The neural representation of light from a location in visual space takes into account the spatial and temporal context of other light nearby. A well-known example is chromatic induction, in which the color in one area is influenced by surrounding light (De Valois, Webster, De Valois, & Lingelbach,
1986; Monnier & Shevell,
2003). One instance of induction is color contrast, in which the appearance of an area shifts away from the color in the surround (Krauskopf, Zaidi, & Mandler,
1986; Smith, Jin, & Pokorny,
2001; Zaidi, Yoshimi, Flanigan, & Canova,
1992). For example, a central square appears redder when viewed within a green-appearing surround than within an achromatic surround. In variegated natural environments, context plays an important role in determining color appearance.
Visual perception of temporally varying light is well studied (e.g. Bowker,
1983; Kelly,
1975; Lee, Pokorny, Smith, Martin, & Valberg,
1990; Pokorny, Smith, & Lutze,
1989), but comparatively little research examines how the properties of temporally varying surrounding light affect perceived temporal variation induced within a steady uniform region (De Valois et al.,
1986; Kinney,
1965,
1967; Rossi & Paradiso,
1996). A consistent finding in earlier work is that the perceived modulation depth induced within a central region is severely attenuated at temporal inducing frequencies above about 3 Hz (D'Antona & Shevell,
2006; De Valois et al.,
1986; Rossi & Paradiso,
1996). This differs markedly from the perceived modulation depth of the temporally varying surround itself, which is first attenuated at a far higher temporal frequency (De Valois et al.,
1986). Thus, perceived induced modulation seems to rely on a slower neural mechanism than perceived modulation of a physically varying light.
Temporally varying neural signals before the site of induction may be important for understanding how temporally varying light contributes to perception. Though induced modulation is attenuated above ∼3 Hz, physiological and psychophysical studies clearly demonstrate temporally varying neural signals can follow to much higher frequencies (Lee et al.,
1990). Higher-frequency neural responses preceding the site of induction may have important consequences for induced temporal modulation, even though they are not directly perceived. For example, in brightness induction, higher temporal frequencies can contribute to perceived motion using a grating-induction stimulus (Blakeslee & McCourt,
2008).
The research here investigated whether neural mechanisms mediating induced temporal modulation were driven by a larger range of stimulus temporal frequencies than reported previously. Previous studies examine induced temporal modulation using one inducing temporal frequency at a time within a surround.

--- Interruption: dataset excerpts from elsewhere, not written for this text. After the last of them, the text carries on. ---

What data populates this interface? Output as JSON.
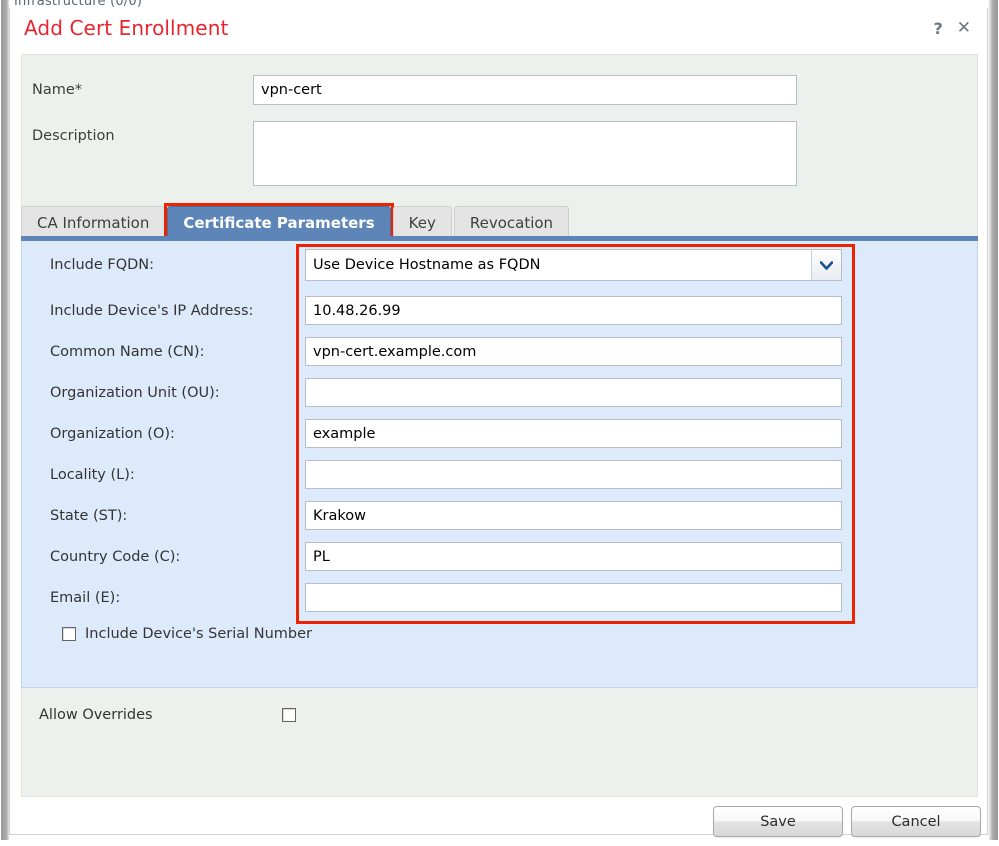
{
  "background": {
    "partial_text": "Infrastructure (0/0)"
  },
  "dialog": {
    "title": "Add Cert Enrollment",
    "help_icon": "?",
    "close_icon": "✕",
    "name_label": "Name*",
    "name_value": "vpn-cert",
    "name_placeholder": "",
    "description_label": "Description",
    "description_value": "",
    "description_placeholder": ""
  },
  "tabs": [
    {
      "label": "CA Information",
      "active": false,
      "highlighted": false
    },
    {
      "label": "Certificate Parameters",
      "active": true,
      "highlighted": true
    },
    {
      "label": "Key",
      "active": false,
      "highlighted": false
    },
    {
      "label": "Revocation",
      "active": false,
      "highlighted": false
    }
  ],
  "certificate_parameters": {
    "include_fqdn": {
      "label": "Include FQDN:",
      "value": "Use Device Hostname as FQDN",
      "control": "select",
      "arrow_icon": "chevron-down-icon"
    },
    "include_device_ip": {
      "label": "Include Device's IP Address:",
      "value": "10.48.26.99"
    },
    "common_name": {
      "label": "Common Name (CN):",
      "value": "vpn-cert.example.com"
    },
    "organization_unit": {
      "label": "Organization Unit (OU):",
      "value": ""
    },
    "organization": {
      "label": "Organization (O):",
      "value": "example"
    },
    "locality": {
      "label": "Locality (L):",
      "value": ""
    },
    "state": {
      "label": "State (ST):",
      "value": "Krakow"
    },
    "country_code": {
      "label": "Country Code (C):",
      "value": "PL"
    },
    "email": {
      "label": "Email (E):",
      "value": ""
    },
    "include_serial_number": {
      "label": "Include Device's Serial Number",
      "checked": false
    }
  },
  "allow_overrides": {
    "label": "Allow Overrides",
    "checked": false
  },
  "footer": {
    "save_label": "Save",
    "cancel_label": "Cancel"
  },
  "colors": {
    "title_red": "#e8252f",
    "highlight_red": "#ee2200",
    "tab_active_blue": "#5d85b7",
    "panel_blue": "#ddeafb",
    "body_grey": "#edf1ee"
  }
}
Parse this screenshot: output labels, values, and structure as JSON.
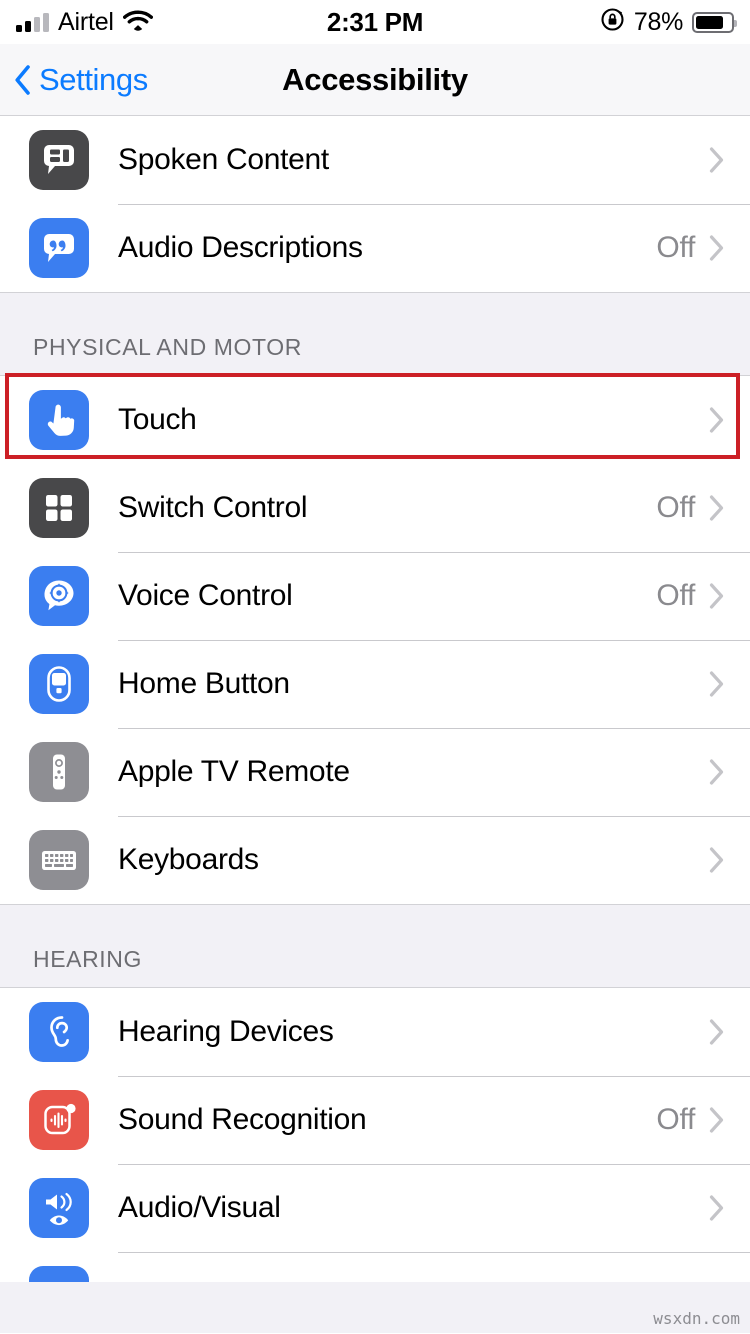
{
  "status_bar": {
    "carrier": "Airtel",
    "signal_bars_filled": 2,
    "signal_bars_total": 4,
    "wifi_icon": "wifi-icon",
    "time": "2:31 PM",
    "rotation_lock_icon": "rotation-lock-icon",
    "battery_percent_label": "78%",
    "battery_level": 78
  },
  "nav_bar": {
    "back_label": "Settings",
    "back_icon": "chevron-left-icon",
    "title": "Accessibility",
    "accent_color": "#0b7bff"
  },
  "colors": {
    "group_background": "#ffffff",
    "page_background": "#f2f1f6",
    "separator": "#c9c9cd",
    "secondary_text": "#8a8a8e",
    "header_text": "#6d6d72",
    "highlight": "#cc1f26",
    "icon_blue": "#3b7ef0",
    "icon_dark_gray": "#48484a",
    "icon_mid_gray": "#8e8e93",
    "icon_red": "#e8554a"
  },
  "sections": [
    {
      "header": "",
      "rows": [
        {
          "label": "Spoken Content",
          "value": "",
          "icon": "spoken-content-icon",
          "icon_style": "dark-gray",
          "chevron": true
        },
        {
          "label": "Audio Descriptions",
          "value": "Off",
          "icon": "audio-descriptions-icon",
          "icon_style": "blue",
          "chevron": true
        }
      ]
    },
    {
      "header": "PHYSICAL AND MOTOR",
      "rows": [
        {
          "label": "Touch",
          "value": "",
          "icon": "touch-icon",
          "icon_style": "blue",
          "chevron": true,
          "highlighted": true
        },
        {
          "label": "Switch Control",
          "value": "Off",
          "icon": "switch-control-icon",
          "icon_style": "dark-gray",
          "chevron": true
        },
        {
          "label": "Voice Control",
          "value": "Off",
          "icon": "voice-control-icon",
          "icon_style": "blue",
          "chevron": true
        },
        {
          "label": "Home Button",
          "value": "",
          "icon": "home-button-icon",
          "icon_style": "blue",
          "chevron": true
        },
        {
          "label": "Apple TV Remote",
          "value": "",
          "icon": "apple-tv-remote-icon",
          "icon_style": "mid-gray",
          "chevron": true
        },
        {
          "label": "Keyboards",
          "value": "",
          "icon": "keyboard-icon",
          "icon_style": "mid-gray",
          "chevron": true
        }
      ]
    },
    {
      "header": "HEARING",
      "rows": [
        {
          "label": "Hearing Devices",
          "value": "",
          "icon": "hearing-devices-icon",
          "icon_style": "blue",
          "chevron": true
        },
        {
          "label": "Sound Recognition",
          "value": "Off",
          "icon": "sound-recognition-icon",
          "icon_style": "red",
          "chevron": true
        },
        {
          "label": "Audio/Visual",
          "value": "",
          "icon": "audio-visual-icon",
          "icon_style": "blue",
          "chevron": true
        }
      ]
    }
  ],
  "watermark": "wsxdn.com"
}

These measured characteristics of induced temporal modulation would generalize to any temporal waveform by assuming a linear neural response. If the linearity assumption is invalid, however, then a temporal frequency that induces no temporal variation when presented alone may induce temporal variation when a component of a more complex waveform. Consider, for example, a stimulus that is the superposition of two sine waves at frequencies
f 1 and
f 2 (rightmost graph,
Figure 1A). It periodically reaches a peak at the difference frequency of its individual frequency components ∣
f 2 −
f 1∣. Superposition of this frequency pair is the physical summation of two sine waves, so power is only at the two individual frequency components (
f 1 and
f 2). If this stimulus drives a nonlinear neural response, however, then the output from the nonlinearity can contain power at temporal frequencies not present in the stimulus. Two new temporal frequencies in a nonlinear response are the difference frequency ∣
f 2 −
f 1∣ and the sum frequency (
f 1 +
f 2), which are shown in
Figure 1B. In the case of induced temporal modulation, each frequency
f 1 and
f 2 presented individually may be too high to induce temporal modulation; when presented simultaneously, however, and with a nonlinearity preceding the site of induction,
f 1 and
f 2 result in a new lower-temporal-frequency component at the difference frequency. This difference frequency may be low enough to induce temporal modulation, even though each component in the stimulus is at a frequency too high to cause induction. This hypothesis was tested in three experiments.